E il posto fisso in un’azienda? Perché dire che è “monotono” è blasfemo? La vita di un uomo è divisa equamente in tre parti otto ore al lavoro, otto ore in famiglia, otto ore di sonno. Dire che otto ore in famiglia, sempre la stessa, è monotono si può. Dire che otto ore di lavoro, sempre lo stesso, è monotono non si può. Nel primo caso è un’opinione, nel secondo è una “tecno-minchiata”. E non c’è una grande spaccatura tra barbari e santi. Tutti, quelli in cerca di matrimonio e quelli che la dolce metà ce l’hanno già, si scatenano contro chi ha detto che il lavoro fisso è “monotono”. Chi cerca il matrimonio vuole qualcuno che “porti il lesso a casa” per tutta la vita. Chi è già protetto, vuole rimanere tale perché ha paura che qualcuno gli possa portare via chi “gli porta il lesso”.
Ma il confine tra barbari e santi non passa per questa distinzione. Io sono un barbaro figlio di barbari. Mia madre tornò a casa quando ero al liceo dicendo che si era licenziata da un posto fisso perché lo considerava monotono, e con cinque milioni di lire in banca cercò di aprire un’impresa. Io ricordo che allora ebbi paura, ma rispettai la decisione di mia madre e non dissi niente. Vent’anni dopo io feci lo stesso, tornai a casa da un bel posto fisso in banca, e dissi a mia madre che mi ero licenziato perché non ce la facevo più. Lei, che ora era su una sedia a rotelle, ebbe paura, ma rispettò la mia decisione e non disse nulla. E allora capimmo entrambi che io e lei avevamo in comune una cosa sola: l’amore per il lavoro. E questo ci rendeva barbari.
Questo è il discrimine. I barbari vogliono una società in cui sul lavoro si competa: dal lavoro ci se ne va, se non risponde alle nostre aspettative, ma un lavoro nuovo si può riconquistare e, ma ai barbari capita raramente perché siamo abituati a lottare, il lavoro si può anche perdere perché arriva qualcuno migliore di noi.
In una società bloccata dal posto fisso, i barbari sono presi per pazzi, perché ogni volta che se ne vanno fanno un salto nel buio. Per anni ho avuto il senso di colpa del giocatore d’azzardo per il piacere che ho provato quando ho mandato al diavolo il mio posto fisso e ho riconsegnato il mio badge di bancario. Ma questo è il destino dei barbari in una società in cui il divorzio da un posto fisso che non ti piace non è riconosciuto come un diritto e un valore. L’equivalente del back-door man nel sesso, nel lavoro è il gambler..

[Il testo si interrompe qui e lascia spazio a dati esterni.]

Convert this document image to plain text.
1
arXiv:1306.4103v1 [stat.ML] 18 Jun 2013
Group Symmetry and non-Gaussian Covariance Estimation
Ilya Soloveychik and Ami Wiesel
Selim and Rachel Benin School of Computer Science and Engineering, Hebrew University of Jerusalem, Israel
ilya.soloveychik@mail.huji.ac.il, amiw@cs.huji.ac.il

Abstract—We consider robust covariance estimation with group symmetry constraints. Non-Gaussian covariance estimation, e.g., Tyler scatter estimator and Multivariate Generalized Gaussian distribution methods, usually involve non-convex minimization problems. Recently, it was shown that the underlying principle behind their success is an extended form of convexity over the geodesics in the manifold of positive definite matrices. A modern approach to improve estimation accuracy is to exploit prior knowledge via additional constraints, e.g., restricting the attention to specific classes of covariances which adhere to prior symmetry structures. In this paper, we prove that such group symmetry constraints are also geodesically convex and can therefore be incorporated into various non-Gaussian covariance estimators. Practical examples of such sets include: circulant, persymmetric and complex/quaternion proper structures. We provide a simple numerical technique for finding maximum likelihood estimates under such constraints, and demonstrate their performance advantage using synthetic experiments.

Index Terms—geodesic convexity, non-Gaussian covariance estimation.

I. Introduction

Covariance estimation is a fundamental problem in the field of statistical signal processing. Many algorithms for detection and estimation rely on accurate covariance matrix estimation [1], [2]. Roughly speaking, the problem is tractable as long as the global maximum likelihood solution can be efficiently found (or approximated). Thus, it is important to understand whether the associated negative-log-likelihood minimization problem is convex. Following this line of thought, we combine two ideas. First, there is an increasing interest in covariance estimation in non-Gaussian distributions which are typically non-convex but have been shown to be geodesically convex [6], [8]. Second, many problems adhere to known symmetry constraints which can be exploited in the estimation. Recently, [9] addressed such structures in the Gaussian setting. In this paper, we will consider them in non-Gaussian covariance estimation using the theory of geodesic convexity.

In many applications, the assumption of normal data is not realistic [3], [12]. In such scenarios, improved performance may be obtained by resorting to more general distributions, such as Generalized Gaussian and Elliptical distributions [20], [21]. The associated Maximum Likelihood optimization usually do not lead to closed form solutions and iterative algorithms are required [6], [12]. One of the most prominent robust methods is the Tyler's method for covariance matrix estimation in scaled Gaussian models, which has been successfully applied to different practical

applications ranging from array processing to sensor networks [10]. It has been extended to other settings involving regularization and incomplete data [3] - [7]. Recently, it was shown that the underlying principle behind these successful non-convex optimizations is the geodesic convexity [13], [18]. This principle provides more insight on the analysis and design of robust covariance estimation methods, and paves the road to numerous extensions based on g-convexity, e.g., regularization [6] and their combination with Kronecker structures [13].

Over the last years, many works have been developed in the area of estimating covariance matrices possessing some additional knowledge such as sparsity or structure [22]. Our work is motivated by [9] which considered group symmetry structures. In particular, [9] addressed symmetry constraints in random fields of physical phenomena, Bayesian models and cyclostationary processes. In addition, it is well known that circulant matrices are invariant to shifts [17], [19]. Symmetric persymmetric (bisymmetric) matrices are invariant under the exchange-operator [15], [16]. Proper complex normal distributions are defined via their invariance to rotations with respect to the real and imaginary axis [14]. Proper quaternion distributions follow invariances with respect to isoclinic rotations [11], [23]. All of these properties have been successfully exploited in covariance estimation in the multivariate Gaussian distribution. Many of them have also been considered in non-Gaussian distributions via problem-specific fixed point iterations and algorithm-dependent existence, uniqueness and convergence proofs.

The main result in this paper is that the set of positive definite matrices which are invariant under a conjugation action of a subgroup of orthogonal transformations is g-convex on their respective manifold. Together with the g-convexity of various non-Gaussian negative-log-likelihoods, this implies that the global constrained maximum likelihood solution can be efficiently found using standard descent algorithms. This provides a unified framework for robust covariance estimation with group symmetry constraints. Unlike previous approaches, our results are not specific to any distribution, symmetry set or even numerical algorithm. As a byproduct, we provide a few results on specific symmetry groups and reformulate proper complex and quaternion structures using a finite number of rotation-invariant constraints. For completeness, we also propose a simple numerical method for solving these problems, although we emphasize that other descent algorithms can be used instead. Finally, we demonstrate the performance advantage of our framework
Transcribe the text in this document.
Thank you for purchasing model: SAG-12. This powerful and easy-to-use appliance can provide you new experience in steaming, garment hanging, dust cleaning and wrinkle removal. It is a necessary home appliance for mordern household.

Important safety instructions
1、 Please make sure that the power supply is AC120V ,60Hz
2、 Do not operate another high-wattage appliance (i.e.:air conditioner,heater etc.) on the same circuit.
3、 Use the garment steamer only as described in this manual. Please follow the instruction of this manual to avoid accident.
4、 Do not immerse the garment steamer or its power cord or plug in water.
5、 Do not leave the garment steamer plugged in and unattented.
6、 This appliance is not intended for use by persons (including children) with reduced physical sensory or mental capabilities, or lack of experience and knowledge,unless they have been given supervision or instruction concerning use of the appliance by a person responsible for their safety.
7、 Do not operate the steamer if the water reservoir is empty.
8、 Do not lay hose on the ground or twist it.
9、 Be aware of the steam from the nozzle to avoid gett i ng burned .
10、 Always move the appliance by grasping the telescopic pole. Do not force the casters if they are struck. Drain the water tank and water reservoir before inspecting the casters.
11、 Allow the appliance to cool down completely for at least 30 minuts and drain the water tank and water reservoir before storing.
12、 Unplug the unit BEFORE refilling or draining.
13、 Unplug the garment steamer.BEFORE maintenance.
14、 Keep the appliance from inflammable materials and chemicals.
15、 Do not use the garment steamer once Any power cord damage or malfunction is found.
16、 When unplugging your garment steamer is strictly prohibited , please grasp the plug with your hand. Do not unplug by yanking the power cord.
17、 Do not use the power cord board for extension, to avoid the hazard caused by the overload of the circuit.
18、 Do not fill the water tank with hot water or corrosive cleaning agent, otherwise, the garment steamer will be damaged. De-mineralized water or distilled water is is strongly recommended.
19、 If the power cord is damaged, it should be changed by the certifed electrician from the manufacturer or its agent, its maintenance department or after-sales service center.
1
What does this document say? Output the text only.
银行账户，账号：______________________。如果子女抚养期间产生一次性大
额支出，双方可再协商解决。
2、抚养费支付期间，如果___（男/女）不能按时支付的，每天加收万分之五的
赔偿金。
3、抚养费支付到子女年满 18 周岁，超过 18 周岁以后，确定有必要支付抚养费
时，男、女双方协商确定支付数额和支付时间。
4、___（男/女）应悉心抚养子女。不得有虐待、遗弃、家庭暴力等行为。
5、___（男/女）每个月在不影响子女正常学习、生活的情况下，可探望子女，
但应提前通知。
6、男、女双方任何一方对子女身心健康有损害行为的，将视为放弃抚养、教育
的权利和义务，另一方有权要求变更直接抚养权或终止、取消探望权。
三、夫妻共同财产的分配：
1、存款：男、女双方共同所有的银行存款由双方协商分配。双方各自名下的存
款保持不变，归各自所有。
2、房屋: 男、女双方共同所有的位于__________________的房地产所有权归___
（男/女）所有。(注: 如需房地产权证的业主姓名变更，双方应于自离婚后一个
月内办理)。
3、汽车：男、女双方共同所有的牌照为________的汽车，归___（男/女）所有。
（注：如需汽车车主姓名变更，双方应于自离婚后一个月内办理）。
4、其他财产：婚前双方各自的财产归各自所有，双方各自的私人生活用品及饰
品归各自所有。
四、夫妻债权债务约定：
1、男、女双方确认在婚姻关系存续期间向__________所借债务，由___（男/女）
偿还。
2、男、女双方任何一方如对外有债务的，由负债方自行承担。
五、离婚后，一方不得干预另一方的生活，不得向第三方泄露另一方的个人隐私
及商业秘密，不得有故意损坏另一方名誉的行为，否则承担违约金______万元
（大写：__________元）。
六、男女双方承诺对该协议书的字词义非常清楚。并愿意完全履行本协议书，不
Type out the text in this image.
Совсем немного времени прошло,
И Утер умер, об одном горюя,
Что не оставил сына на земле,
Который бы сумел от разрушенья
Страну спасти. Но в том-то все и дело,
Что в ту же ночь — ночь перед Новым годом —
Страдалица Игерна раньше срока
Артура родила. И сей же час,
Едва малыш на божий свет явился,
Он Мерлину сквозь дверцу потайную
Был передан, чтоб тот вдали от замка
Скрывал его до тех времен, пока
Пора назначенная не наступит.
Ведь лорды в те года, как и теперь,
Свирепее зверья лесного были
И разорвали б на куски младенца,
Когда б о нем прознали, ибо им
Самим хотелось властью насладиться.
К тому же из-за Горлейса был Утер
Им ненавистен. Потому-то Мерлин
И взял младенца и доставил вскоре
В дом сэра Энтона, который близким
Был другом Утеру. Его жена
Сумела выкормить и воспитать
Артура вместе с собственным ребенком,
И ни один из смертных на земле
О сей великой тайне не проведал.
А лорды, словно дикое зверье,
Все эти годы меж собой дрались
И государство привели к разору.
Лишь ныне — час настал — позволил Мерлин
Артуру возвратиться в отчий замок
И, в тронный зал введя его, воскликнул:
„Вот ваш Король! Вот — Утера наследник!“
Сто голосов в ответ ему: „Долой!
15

Ma io prometto qui pubblicamente che non mi avvarrò mai del mio posto fisso per sottrarmi alla sfida di un giovane o vecchio che competa con me per il mio posto di lavoro. E se l’università di Bologna riterrà che io non possa contribuire a fare ricerca e formare persone, o se io riterrò che l’università di Bologna non me lo consenta più al meglio delle mie forze, o che qualcuno, che si candidi, possa farlo meglio di me, metterò in atto esattamente la stessa barbarie che ho fatto con la banca. E mi piace ricordare che lo stesso diceva Crozza in un monologo barbaro a Italialand, a proposito delle liberalizzazioni: ma se viene un giovane che entra da quella porta e fa ridere, perché no? Questa, la competizione, è la questione, la stessa del posto fisso. E, in attesa che ci venga riservata la stessa tolleranza che oggi viene rivolta ai divorziati, che vadano all’inferno i santi!